A Brief Note on Stewart Udall

I recently had the opportunity to watch “The Politics of Beauty,” a new documentary (currently touring film festivals around the country) on Stewart Udall, who was the Secretary of the Interior from 1961 to 1969, under both Presidents Kennedy and Johnson, and one of the strongest voices in the U.S. government on behalf of environmental protection during the whole history of the Cold War. He was also a product of the politically influential Udall family out of Arizona; the movie’s brief references to Udall’s identity as a cultural Mormon, and his relationship to the Mormon church and its people, is one of the few elements of the film which I think miss the mark, however slightly. (Marc Bohn’s tribute to Udall on Times & Seasons back in 2010 remains excellent reading in that regard.) I’ve written a post diving into Udall’s ideas, and both how they went beyond the environmental thinking of his time, and how subsequent developments in our thinking about the natural world (particularly as driven by climate change) show their limitations; you can read it here, if you’re interested. In the meantime, here is a preview sample of the documentary; the movie is quite wonderful overall, and well worth watching. At a time when, unfortunately, a majority of Mormon voters in Utah continue to support, however reluctantly, a fascist-adjacent flunky, it’s nice to be reminded of the progressives our tradition has produced as well.

Udall Sampler 12 min from Greg Davis on Vimeo.

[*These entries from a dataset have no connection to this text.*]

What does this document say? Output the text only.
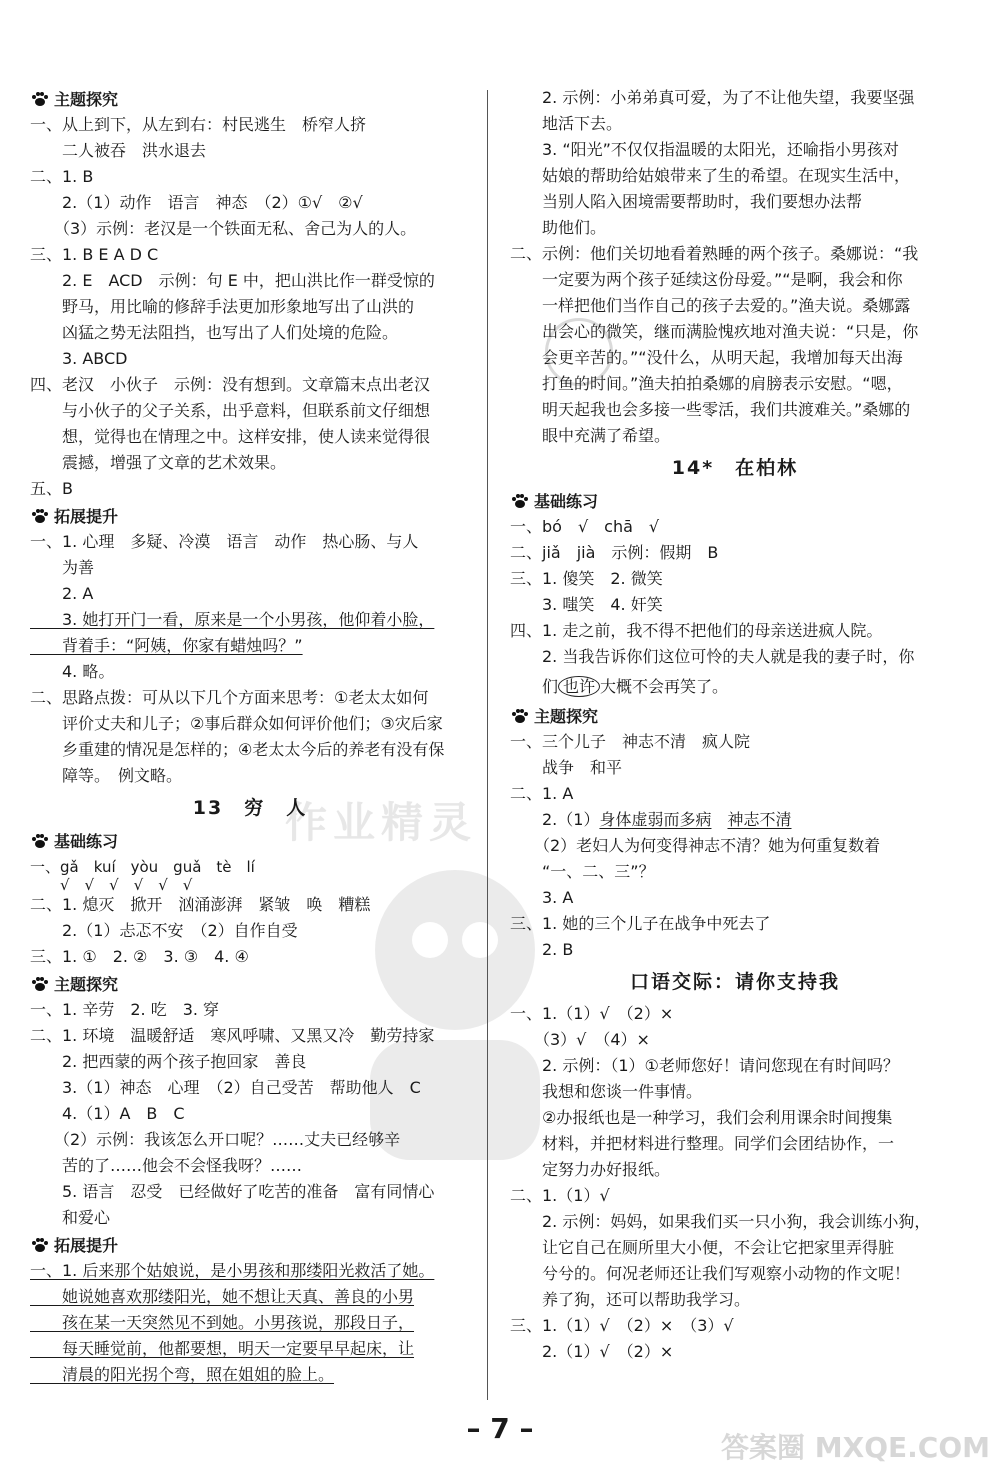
作业精灵
主题探究
一、从上到下，从左到右：村民逃生　桥窄人挤
　　二人被吞　洪水退去
二、1. B
　　2.（1）动作　语言　神态　（2）①√　②√
　　（3）示例：老汉是一个铁面无私、舍己为人的人。
三、1. B E A D C
　　2. E　ACD　示例：句 E 中，把山洪比作一群受惊的
　　野马，用比喻的修辞手法更加形象地写出了山洪的
　　凶猛之势无法阻挡，也写出了人们处境的危险。
　　3. ABCD
四、老汉　小伙子　示例：没有想到。文章篇末点出老汉
　　与小伙子的父子关系，出乎意料，但联系前文仔细想
　　想，觉得也在情理之中。这样安排，使人读来觉得很
　　震撼，增强了文章的艺术效果。
五、B
拓展提升
一、1. 心理　多疑、冷漠　语言　动作　热心肠、与人
　　为善
　　2. A
　　3. 她打开门一看，原来是一个小男孩，他仰着小脸，
　　背着手：“阿姨，你家有蜡烛吗？”
　　4. 略。
二、思路点拨：可从以下几个方面来思考：①老太太如何
　　评价丈夫和儿子；②事后群众如何评价他们；③灾后家
　　乡重建的情况是怎样的；④老太太今后的养老有没有保
　　障等。　例文略。
13　穷　人
基础练习
一、gǎ　kuí　yòu　guǎ　tè　lí
　　√　√　√　√　√　√
二、1. 熄灭　掀开　汹涌澎湃　紧皱　唤　糟糕
　　2.（1）忐忑不安　（2）自作自受
三、1. ①　2. ②　3. ③　4. ④
主题探究
一、1. 辛劳　2. 吃　3. 穿
二、1. 环境　温暖舒适　寒风呼啸、又黑又冷　勤劳持家
　　2. 把西蒙的两个孩子抱回家　善良
　　3.（1）神态　心理　（2）自己受苦　帮助他人　C
　　4.（1）A　B　C
　　（2）示例：我该怎么开口呢？……丈夫已经够辛
　　苦的了……他会不会怪我呀？……
　　5. 语言　忍受　已经做好了吃苦的准备　富有同情心
　　和爱心
拓展提升
一、1. 后来那个姑娘说，是小男孩和那缕阳光救活了她。
　　她说她喜欢那缕阳光，她不想让天真、善良的小男
　　孩在某一天突然见不到她。小男孩说，那段日子，
　　每天睡觉前，他都要想，明天一定要早早起床，让
　　清晨的阳光拐个弯，照在姐姐的脸上。
　　2. 示例：小弟弟真可爱，为了不让他失望，我要坚强
　　地活下去。
　　3. “阳光”不仅仅指温暖的太阳光，还喻指小男孩对
　　姑娘的帮助给姑娘带来了生的希望。在现实生活中，
　　当别人陷入困境需要帮助时，我们要想办法帮
　　助他们。
二、示例：他们关切地看着熟睡的两个孩子。桑娜说：“我
　　一定要为两个孩子延续这份母爱。”“是啊，我会和你
　　一样把他们当作自己的孩子去爱的。”渔夫说。桑娜露
　　出会心的微笑，继而满脸愧疚地对渔夫说：“只是，你
　　会更辛苦的。”“没什么，从明天起，我增加每天出海
　　打鱼的时间。”渔夫拍拍桑娜的肩膀表示安慰。“嗯，
　　明天起我也会多接一些零活，我们共渡难关。”桑娜的
　　眼中充满了希望。
14*　在柏林
基础练习
一、bó　√　chā　√
二、jiǎ　jià　示例：假期　B
三、1. 傻笑　2. 微笑
　　3. 嗤笑　4. 奸笑
四、1. 走之前，我不得不把他们的母亲送进疯人院。
　　2. 当我告诉你们这位可怜的夫人就是我的妻子时，你
　　们 也许 大概不会再笑了。
主题探究
一、三个儿子　神志不清　疯人院
　　战争　和平
二、1. A
　　2.（1）身体虚弱而多病　 神志不清
　　（2）老妇人为何变得神志不清？她为何重复数着
　　“一、二、三”？
　　3. A
三、1. 她的三个儿子在战争中死去了
　　2. B
口语交际：请你支持我
一、1.（1）√　（2）×
　　（3）√　（4）×
　　2. 示例：（1）①老师您好！请问您现在有时间吗？
　　我想和您谈一件事情。
　　②办报纸也是一种学习，我们会利用课余时间搜集
　　材料，并把材料进行整理。同学们会团结协作，一
　　定努力办好报纸。
二、1.（1）√
　　2. 示例：妈妈，如果我们买一只小狗，我会训练小狗，
　　让它自己在厕所里大小便，不会让它把家里弄得脏
　　兮兮的。何况老师还让我们写观察小动物的作文呢！
　　养了狗，还可以帮助我学习。
三、1.（1）√　（2）×　（3）√
　　2.（1）√　（2）×
– 7 –
答案圈 MXQE.COM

  1. Laurel Lee Pedersen says:

    was deeply touched by the film and the Times and Seasons article about the Udall family. My husband’s mother descends from Philip Klingonsmith, the bishop of Cedar City, who turned the state’s evidence at John D. Lee’s trial. The Mountain Meadows Massacre scarred so many southern Utah families, and I am grateful for everyone who has done such healing work in its aftermath. Everyone has their own talents and virtues in God’s kingdom, and I am grateful for all the Udalls who blessed our country and the church with theirs.